それは王が王冠を戴いてからの形ばかりの儀式なのだが、すべての臣民を代表する10人の貴族たちには、戴冠式で王の即位に異議を唱える権利が与えられていた。
即位に異議がない場合には、新王に跪き、跪拝の礼――臣下の礼――をとることになる。
もしヒョウガが新王に臣下の礼を取らなかった場合、王は、彼を言葉か金か軍事力で“説得”しなければならなくなるのだ。

「新王の人となりを見極めてから決める」
「ということは、新しい王様が無能と判断したら、兵を挙げるということ?」
「無能なのか」
「自分で判断することね」
ヒョウガの遠縁である伯爵夫人は、彼女の希望や判断をヒョウガに押しつけることはしなかった。
ヒョウガの親族ということは、新王の親族でもあるということである。
前王が公の場に出すことをほとんどしなかったために謎めいてさえいる新王と、彼女は面識があるようだった。

「戴冠式前に会うことができるかどうか、怪しいものだな。一応、王には使いを出してあって、戴冠式前の面会を申し入れているんだが、回答が来ない。会うという返事が来たら、すぐに都に入ることのできるようにと考えた上で、ここで数日 都入りを待つことにしたんだが」
「まあ、少しでも私と一緒にいたいから、こういう予定にしたのだと思っていたのに」
伯爵夫人が、わざと拗ねた振りをして、ぷいと横を向く。
ヒョウガは彼女の反応を完全に無視して、言葉を継いだ。

「新王は、戴冠式まで俺と会うのを避け、どさくさ紛れに俺に臣下の礼をとらせるつもりなんじゃないかと疑っているところだ」
それは自分に自信のない者のやりようである。
のらりくらりと決定的場面を避け続ける男なら、それはそれで王の人柄の判断材料になる――と、ヒョウガは思っていた。

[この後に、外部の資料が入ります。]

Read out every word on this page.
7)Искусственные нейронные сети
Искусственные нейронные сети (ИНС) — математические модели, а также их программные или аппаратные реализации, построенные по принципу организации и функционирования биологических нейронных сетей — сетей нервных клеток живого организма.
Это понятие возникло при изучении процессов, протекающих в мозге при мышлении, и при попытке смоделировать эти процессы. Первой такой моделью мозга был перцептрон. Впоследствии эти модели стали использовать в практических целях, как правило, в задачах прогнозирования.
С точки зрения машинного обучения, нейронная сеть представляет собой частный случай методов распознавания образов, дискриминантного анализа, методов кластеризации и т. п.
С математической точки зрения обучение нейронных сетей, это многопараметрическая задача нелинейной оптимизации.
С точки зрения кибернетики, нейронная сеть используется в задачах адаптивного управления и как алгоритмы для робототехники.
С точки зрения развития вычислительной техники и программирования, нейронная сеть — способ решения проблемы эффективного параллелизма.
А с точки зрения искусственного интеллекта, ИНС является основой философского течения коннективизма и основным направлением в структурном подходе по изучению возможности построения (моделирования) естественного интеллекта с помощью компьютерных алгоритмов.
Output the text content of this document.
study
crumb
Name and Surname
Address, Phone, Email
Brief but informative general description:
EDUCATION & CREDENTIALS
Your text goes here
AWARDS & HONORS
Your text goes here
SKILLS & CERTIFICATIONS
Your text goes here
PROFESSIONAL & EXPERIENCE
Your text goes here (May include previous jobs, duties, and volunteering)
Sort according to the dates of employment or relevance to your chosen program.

「多分 返事は来ないわよ。新しい王様は今は王宮にはいないもの」
横を向いていた伯爵夫人が すぐにヒョウガの方に向き直る。
そして、彼女は、思いがけないことをヒョウガに知らせてくれた。
「なに?」
「父君の死と王位継承があまりに突然のことだったから、気持ちを落ち着かせたいと言って、一人で西の離宮にこもっているの。西の離宮は、王宮からは馬で3日の距離があるわ」

「……度胸のある男ではないようだな」
ヒョウガが低く呟く。
しかし、それは必ずしも新王――今はまだ王太子――が 王の資質に欠けていることの証左となるものでもない。
『血気盛んではない』『突然自分の手に転がり込んできた王位に浮かれてはいない』――それが『臆病』なのか『慎重』なのかということは、人づての話だけで判断できなるものではなかった。
事実、この国建国以来最高の賢王と言われている前王は、何事にも実に慎重な王だったのだ。

戴冠式までの5日間を、本当にこの館で無為に過ごす羽目になるのかと渋い顔になったヒョウガに、伯爵夫人が楽しそうに笑いかけてくる。
「王様には振られても、ここにいる間、あなたに退屈はさせないから、安心していて」
彼女はヒョウガに、そう保証してくれた。